Coco is an incredible movie. The music is fantastic, the art style is gorgeous, and the story is full of classic Pixar magic. Trust me, you’re going to love this movie.
That said, do you want a Tyler Smart pro tip? Go see Coco, but get there 40 minutes late. You can (and should) thank me later.
Just like any movie you’ll be greeted with a handful of previews. Which is fine, we like previews right? Those 15-20 minutes are generally fun to sit through and enjoy. It’s what happens after the previews, but before the featured presentation starts that you’re going to want to scratch your eyeballs out and shove ice picks in your ear holes. For some unknown reason, Disney decided to punish audiences by placing a 21 minute “short” featuring all of your loathed Frozen characters singing 4 atrocious new songs before Coco ever starts playing.
Oh. My. Good. God.
When the fourth song started playing, the audience began to grumble. I heard things like “are we in the right movie?” and “what the fuck is this nonsense?” and “Oh my Gooooddddd. Please just Let it Go already.” It was truly terrifying.

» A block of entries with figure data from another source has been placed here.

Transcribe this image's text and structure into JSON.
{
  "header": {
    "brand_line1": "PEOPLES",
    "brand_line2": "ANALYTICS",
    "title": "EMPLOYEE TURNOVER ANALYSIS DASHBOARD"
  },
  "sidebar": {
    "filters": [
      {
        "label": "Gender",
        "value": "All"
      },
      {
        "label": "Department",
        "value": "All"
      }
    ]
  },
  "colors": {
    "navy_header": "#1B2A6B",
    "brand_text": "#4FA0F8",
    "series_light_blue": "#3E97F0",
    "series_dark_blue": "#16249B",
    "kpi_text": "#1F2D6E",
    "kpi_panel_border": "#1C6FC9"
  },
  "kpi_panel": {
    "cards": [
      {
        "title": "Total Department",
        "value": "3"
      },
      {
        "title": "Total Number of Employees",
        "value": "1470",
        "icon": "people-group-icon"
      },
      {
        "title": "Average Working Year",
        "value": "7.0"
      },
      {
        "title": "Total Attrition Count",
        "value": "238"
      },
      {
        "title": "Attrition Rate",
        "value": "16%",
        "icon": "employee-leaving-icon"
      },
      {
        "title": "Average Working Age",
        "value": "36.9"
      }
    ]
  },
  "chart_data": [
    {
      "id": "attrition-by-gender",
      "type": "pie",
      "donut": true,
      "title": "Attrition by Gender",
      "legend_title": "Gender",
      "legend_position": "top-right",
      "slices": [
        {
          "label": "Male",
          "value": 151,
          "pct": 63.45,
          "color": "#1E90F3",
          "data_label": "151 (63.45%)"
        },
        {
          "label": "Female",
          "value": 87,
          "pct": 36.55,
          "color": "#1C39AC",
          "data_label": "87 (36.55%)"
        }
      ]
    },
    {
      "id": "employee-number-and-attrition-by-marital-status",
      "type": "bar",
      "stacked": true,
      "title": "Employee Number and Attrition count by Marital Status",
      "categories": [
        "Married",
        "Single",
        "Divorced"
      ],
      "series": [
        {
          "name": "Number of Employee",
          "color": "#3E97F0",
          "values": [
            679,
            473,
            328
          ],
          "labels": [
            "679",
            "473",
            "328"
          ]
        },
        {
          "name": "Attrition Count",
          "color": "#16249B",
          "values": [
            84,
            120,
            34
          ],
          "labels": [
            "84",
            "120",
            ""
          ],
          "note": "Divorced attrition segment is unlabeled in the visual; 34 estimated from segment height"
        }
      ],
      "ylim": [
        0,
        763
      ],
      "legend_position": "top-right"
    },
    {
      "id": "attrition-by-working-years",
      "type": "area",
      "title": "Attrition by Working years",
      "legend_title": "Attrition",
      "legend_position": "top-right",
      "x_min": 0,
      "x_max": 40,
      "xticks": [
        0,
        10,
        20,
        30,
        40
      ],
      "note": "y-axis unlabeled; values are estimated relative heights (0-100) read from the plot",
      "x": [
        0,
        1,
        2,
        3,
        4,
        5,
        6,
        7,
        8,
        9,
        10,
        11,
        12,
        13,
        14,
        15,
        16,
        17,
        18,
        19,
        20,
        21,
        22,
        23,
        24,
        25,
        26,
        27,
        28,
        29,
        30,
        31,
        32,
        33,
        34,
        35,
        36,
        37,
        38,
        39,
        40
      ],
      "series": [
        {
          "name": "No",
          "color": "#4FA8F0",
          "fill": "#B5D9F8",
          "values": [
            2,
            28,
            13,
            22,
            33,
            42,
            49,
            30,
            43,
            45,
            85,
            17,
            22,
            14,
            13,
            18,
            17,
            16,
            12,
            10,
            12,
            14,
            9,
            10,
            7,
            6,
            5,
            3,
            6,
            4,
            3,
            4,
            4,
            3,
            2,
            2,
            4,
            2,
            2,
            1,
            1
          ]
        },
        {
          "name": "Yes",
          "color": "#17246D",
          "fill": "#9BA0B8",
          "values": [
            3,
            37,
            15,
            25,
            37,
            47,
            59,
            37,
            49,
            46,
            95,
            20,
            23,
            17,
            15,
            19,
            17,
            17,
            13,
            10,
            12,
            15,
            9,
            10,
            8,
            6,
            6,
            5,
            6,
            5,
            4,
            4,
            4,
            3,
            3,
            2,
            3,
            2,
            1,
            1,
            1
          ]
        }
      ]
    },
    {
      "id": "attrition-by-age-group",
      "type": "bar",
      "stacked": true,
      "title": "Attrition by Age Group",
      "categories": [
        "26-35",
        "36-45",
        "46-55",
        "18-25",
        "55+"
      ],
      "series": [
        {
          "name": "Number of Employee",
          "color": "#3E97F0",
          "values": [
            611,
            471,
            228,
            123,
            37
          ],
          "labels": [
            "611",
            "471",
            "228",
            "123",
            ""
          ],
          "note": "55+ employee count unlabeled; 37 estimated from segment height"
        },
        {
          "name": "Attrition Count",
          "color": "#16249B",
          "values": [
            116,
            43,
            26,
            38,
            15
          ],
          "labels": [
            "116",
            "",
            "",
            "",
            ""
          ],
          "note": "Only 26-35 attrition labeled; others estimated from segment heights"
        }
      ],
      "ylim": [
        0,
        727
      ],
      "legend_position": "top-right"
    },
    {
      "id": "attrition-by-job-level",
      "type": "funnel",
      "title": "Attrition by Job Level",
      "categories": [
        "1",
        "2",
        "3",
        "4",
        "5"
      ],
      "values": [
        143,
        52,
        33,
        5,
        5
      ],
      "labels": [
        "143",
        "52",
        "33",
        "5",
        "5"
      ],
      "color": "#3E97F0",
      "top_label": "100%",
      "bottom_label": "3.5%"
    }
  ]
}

Frozen isn’t even a Pixar movie! What the Hell went wrong here? It’s like they made a meant-for-TV Disney Channel Christmas special and some dumbass gave it the green light to play before Pixar’s newest gem instead.
In Mexico, audiences were so upset about the short that theaters simply stopped playing it and skipped directly to the movie. Yikes. It’s that bad.
So, again, go see Coco – it’s great!! If you show up on time, check out the previews. When the previews end, go to the lobby, grab a beer (unless you’re in Utah), and make a few new friends. Then, once Elsa stops screeching, go back to the theater and enjoy Pixar’s latest and greatest featured film.